Disordini e violenze, il Questore chiude un bar in Stazione

Il blitz è scattato ieri mattina, sabato, ad opera dei Carabinieri di Bernareggio: numerosi gli episodi contestati ai proprietari

Disordini e violenze, il Questore chiude un bar in Stazione

Violenze, disordini, risse e persino un Carabiniere rimasto ferito durante un arresto. Episodi di ordinaria follia che, alla fine, sono culminati con la chiusura di un bar nel cuore del quartiere Stazione di Carnate.

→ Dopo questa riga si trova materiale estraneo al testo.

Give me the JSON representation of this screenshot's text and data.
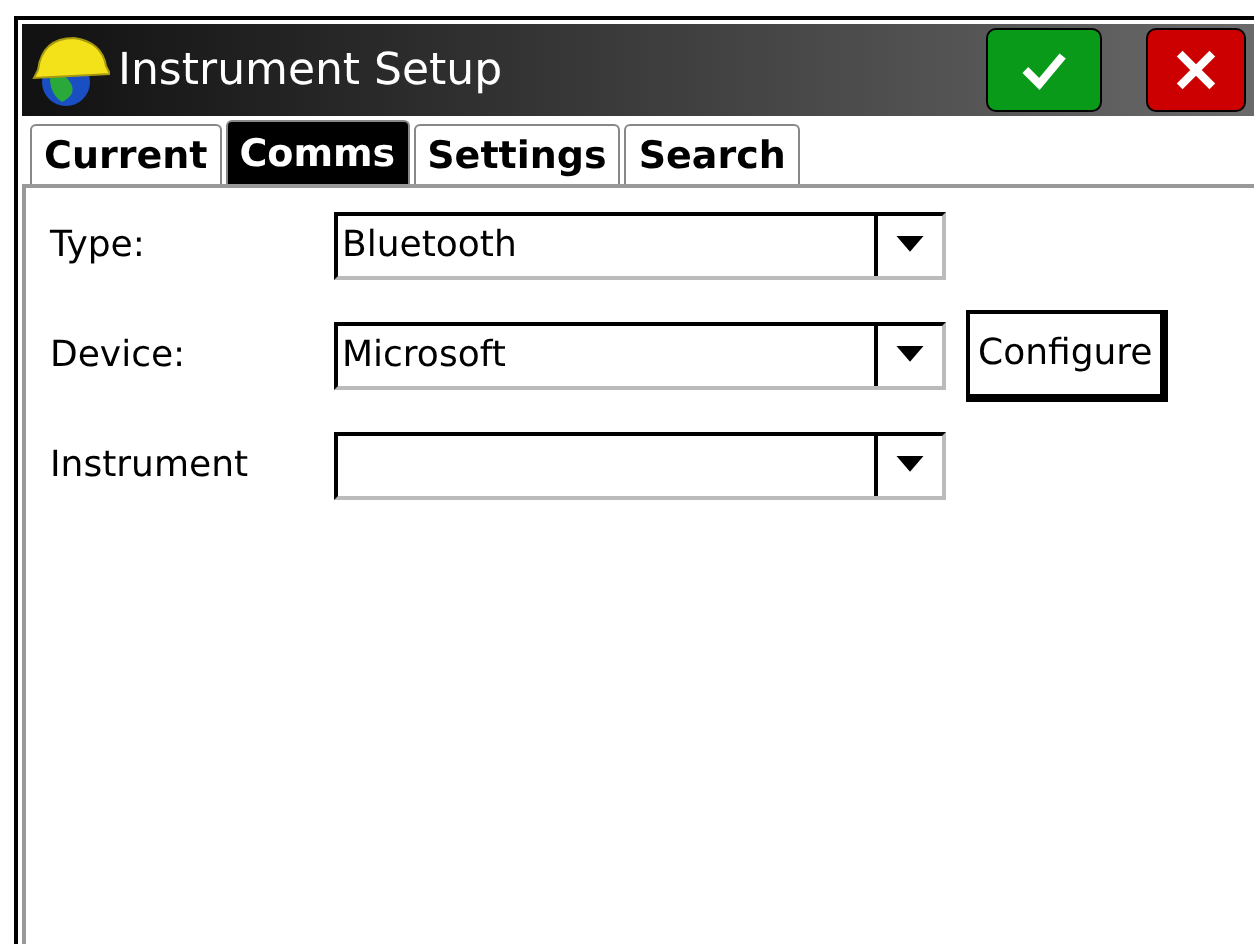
{
  "window": {
    "title": "Instrument Setup"
  },
  "tabs": [
    {
      "label": "Current",
      "selected": false
    },
    {
      "label": "Comms",
      "selected": true
    },
    {
      "label": "Settings",
      "selected": false
    },
    {
      "label": "Search",
      "selected": false
    }
  ],
  "fields": [
    {
      "label": "Type:",
      "value": "Bluetooth"
    },
    {
      "label": "Device:",
      "value": "Microsoft",
      "button": "Configure"
    },
    {
      "label": "Instrument"
    }
  ]
}
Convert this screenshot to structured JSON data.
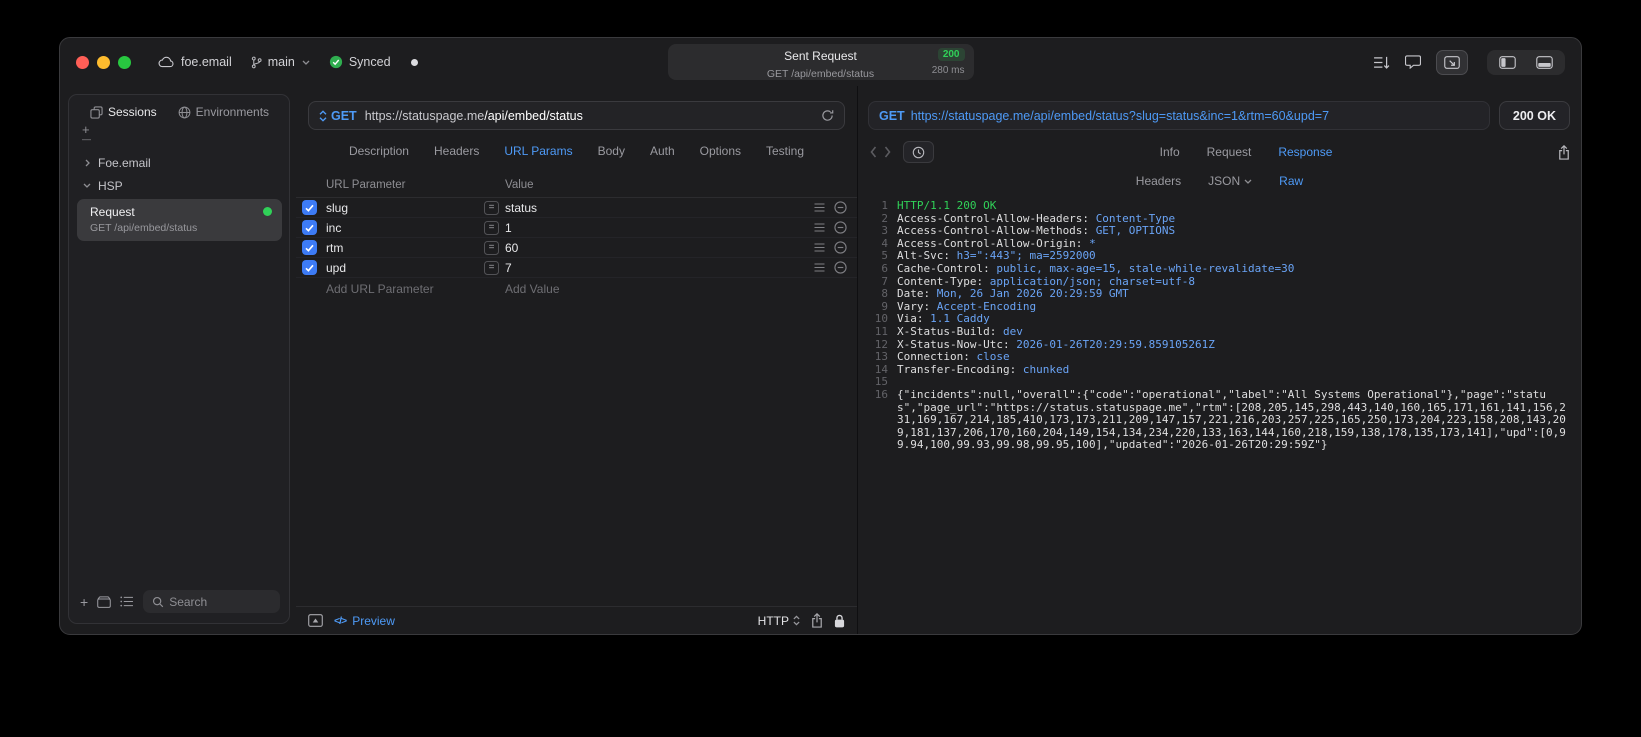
{
  "colors": {
    "accent": "#4e9af6",
    "green": "#30d158",
    "value_blue": "#6aa4f6",
    "checkbox": "#3d7bf5",
    "traffic_red": "#ff5f57",
    "traffic_yellow": "#febc2e",
    "traffic_green": "#28c840"
  },
  "titlebar": {
    "project": "foe.email",
    "branch": "main",
    "sync": "Synced",
    "center": {
      "title": "Sent Request",
      "code": "200",
      "request": "GET /api/embed/status",
      "time": "280 ms"
    }
  },
  "sidebar": {
    "tab_sessions": "Sessions",
    "tab_environments": "Environments",
    "group1": "Foe.email",
    "group2": "HSP",
    "request_name": "Request",
    "request_sub": "GET /api/embed/status",
    "search_placeholder": "Search"
  },
  "request": {
    "method": "GET",
    "url_host": "https://statuspage.me",
    "url_path": "/api/embed/status",
    "tabs": [
      "Description",
      "Headers",
      "URL Params",
      "Body",
      "Auth",
      "Options",
      "Testing"
    ],
    "active_tab": "URL Params",
    "col_param": "URL Parameter",
    "col_value": "Value",
    "params": [
      {
        "name": "slug",
        "value": "status",
        "checked": true
      },
      {
        "name": "inc",
        "value": "1",
        "checked": true
      },
      {
        "name": "rtm",
        "value": "60",
        "checked": true
      },
      {
        "name": "upd",
        "value": "7",
        "checked": true
      }
    ],
    "add_param_placeholder": "Add URL Parameter",
    "add_value_placeholder": "Add Value",
    "footer": {
      "preview_icon": "</>",
      "preview": "Preview",
      "protocol": "HTTP"
    }
  },
  "response": {
    "method": "GET",
    "url": "https://statuspage.me/api/embed/status?slug=status&inc=1&rtm=60&upd=7",
    "status": "200 OK",
    "tabs": [
      "Info",
      "Request",
      "Response"
    ],
    "active_tab": "Response",
    "subtabs": [
      {
        "label": "Headers",
        "dropdown": false,
        "active": false
      },
      {
        "label": "JSON",
        "dropdown": true,
        "active": false
      },
      {
        "label": "Raw",
        "dropdown": false,
        "active": true
      }
    ],
    "body_lines": [
      {
        "n": "1",
        "parts": [
          {
            "t": "HTTP/1.1 200 OK",
            "cls": "green"
          }
        ]
      },
      {
        "n": "2",
        "parts": [
          {
            "t": "Access-Control-Allow-Headers: "
          },
          {
            "t": "Content-Type",
            "cls": "blue"
          }
        ]
      },
      {
        "n": "3",
        "parts": [
          {
            "t": "Access-Control-Allow-Methods: "
          },
          {
            "t": "GET, OPTIONS",
            "cls": "blue"
          }
        ]
      },
      {
        "n": "4",
        "parts": [
          {
            "t": "Access-Control-Allow-Origin: "
          },
          {
            "t": "*",
            "cls": "blue"
          }
        ]
      },
      {
        "n": "5",
        "parts": [
          {
            "t": "Alt-Svc: "
          },
          {
            "t": "h3=\":443\"; ma=2592000",
            "cls": "blue"
          }
        ]
      },
      {
        "n": "6",
        "parts": [
          {
            "t": "Cache-Control: "
          },
          {
            "t": "public, max-age=15, stale-while-revalidate=30",
            "cls": "blue"
          }
        ]
      },
      {
        "n": "7",
        "parts": [
          {
            "t": "Content-Type: "
          },
          {
            "t": "application/json; charset=utf-8",
            "cls": "blue"
          }
        ]
      },
      {
        "n": "8",
        "parts": [
          {
            "t": "Date: "
          },
          {
            "t": "Mon, 26 Jan 2026 20:29:59 GMT",
            "cls": "blue"
          }
        ]
      },
      {
        "n": "9",
        "parts": [
          {
            "t": "Vary: "
          },
          {
            "t": "Accept-Encoding",
            "cls": "blue"
          }
        ]
      },
      {
        "n": "10",
        "parts": [
          {
            "t": "Via: "
          },
          {
            "t": "1.1 Caddy",
            "cls": "blue"
          }
        ]
      },
      {
        "n": "11",
        "parts": [
          {
            "t": "X-Status-Build: "
          },
          {
            "t": "dev",
            "cls": "blue"
          }
        ]
      },
      {
        "n": "12",
        "parts": [
          {
            "t": "X-Status-Now-Utc: "
          },
          {
            "t": "2026-01-26T20:29:59.859105261Z",
            "cls": "blue"
          }
        ]
      },
      {
        "n": "13",
        "parts": [
          {
            "t": "Connection: "
          },
          {
            "t": "close",
            "cls": "blue"
          }
        ]
      },
      {
        "n": "14",
        "parts": [
          {
            "t": "Transfer-Encoding: "
          },
          {
            "t": "chunked",
            "cls": "blue"
          }
        ]
      },
      {
        "n": "15",
        "parts": []
      },
      {
        "n": "16",
        "parts": [
          {
            "t": "{\"incidents\":null,\"overall\":{\"code\":\"operational\",\"label\":\"All Systems Operational\"},\"page\":\"status\",\"page_url\":\"https://status.statuspage.me\",\"rtm\":[208,205,145,298,443,140,160,165,171,161,141,156,231,169,167,214,185,410,173,173,211,209,147,157,221,216,203,257,225,165,250,173,204,223,158,208,143,209,181,137,206,170,160,204,149,154,134,234,220,133,163,144,160,218,159,138,178,135,173,141],\"upd\":[0,99.94,100,99.93,99.98,99.95,100],\"updated\":\"2026-01-26T20:29:59Z\"}"
          }
        ]
      }
    ]
  }
}
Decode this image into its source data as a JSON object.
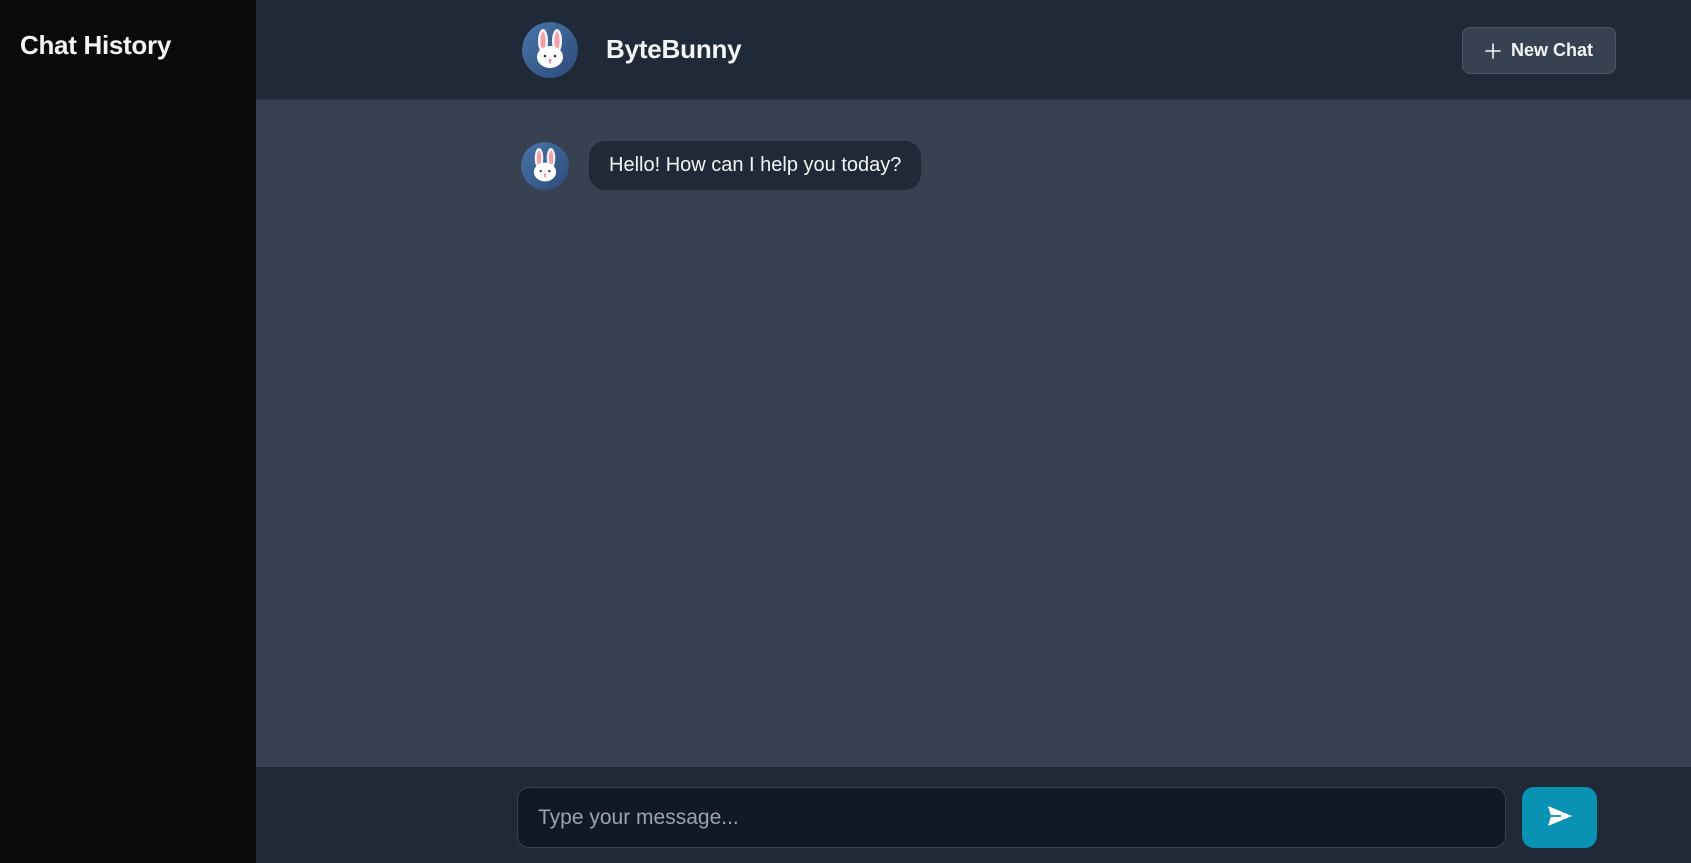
{
  "sidebar": {
    "title": "Chat History"
  },
  "header": {
    "bot_name": "ByteBunny",
    "avatar_icon": "bunny-icon",
    "new_chat_label": "New Chat",
    "new_chat_icon": "plus-icon"
  },
  "messages": [
    {
      "sender": "bot",
      "avatar_icon": "bunny-icon",
      "text": "Hello! How can I help you today?"
    }
  ],
  "composer": {
    "placeholder": "Type your message...",
    "value": "",
    "send_icon": "send-icon"
  },
  "colors": {
    "sidebar_bg": "#0a0a0a",
    "header_bg": "#1f2937",
    "chat_bg": "#374151",
    "bubble_bg": "#1f2937",
    "input_bg": "#111827",
    "accent": "#0891b2",
    "avatar_bg": "#3b5f8f"
  }
}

Disordini e violenze, il Questore chiude un bar in Stazione

Il provvedimento di sospensione della licenza per i prossimi quindici giorni è scattato nella mattinata di sabato ad opera dei Carabinieri della Stazione di Bernareggio: sono stati loro, infatti, a dar seguito al decreto di chiusura emesso dal Questore di Monza e della Brianza nei confronti del locale, finito negli ultimi mesi al centro di un vero e proprio far west urbano tra risse furibonde, clienti molesti e interventi, non solo notturni, delle Forze dell’ordine per sedare le aggressioni.

Numerosi episodi negli ultimi tempi

Numerosi gli episodi di violenza e disordini documentati dai Militari, da tempo impegnati a riportare decoro nel quartiere più problematico del territorio, che hanno evidenziato una situazione di concreto pericolo per la sicurezza pubblica. Tra essi, anche liti tra avventori, molesti in stato di alterazione alcolica, presenza di soggetti gravati da precedenti di polizia e coinvolti in episodi che hanno determinato turbativa dell’ordine pubblico anche nelle immediate vicinanze del locale. Tra i casi più rilevanti, solo poche settimane fa, un’aggressione con l’utilizzo di una bottiglia ai danni di un cliente e una colluttazione con i Carabinieri avvenuta nel corso di un controllo nei pressi dell’esercizio, che ha comportato il ferimento di un militare e il danneggiamento di un veicolo di servizio.

La sospensione dell’attività

È stata inoltre accertata anche una rissa in una via adiacente al bar, riconducibile a soggetti abituali frequentatori dell’esercizio.
Alla luce della reiterazione degli episodi e dell’abituale presenza di soggetti pericolosi, accertato il concreto rischio per l’ordine e la sicurezza pubblica, il Questore ha dunque ritenuto sussistenti i presupposti normativi previsti dall’articolo 100 Tulps (Testo unico delle leggi di pubblica sicurezza), disponendo la sospensione temporanea dell’attività per 15 giorni, al fine di prevenire il protrarsi delle condizioni di pericolosità sociale e tutelare la sicurezza dei cittadini.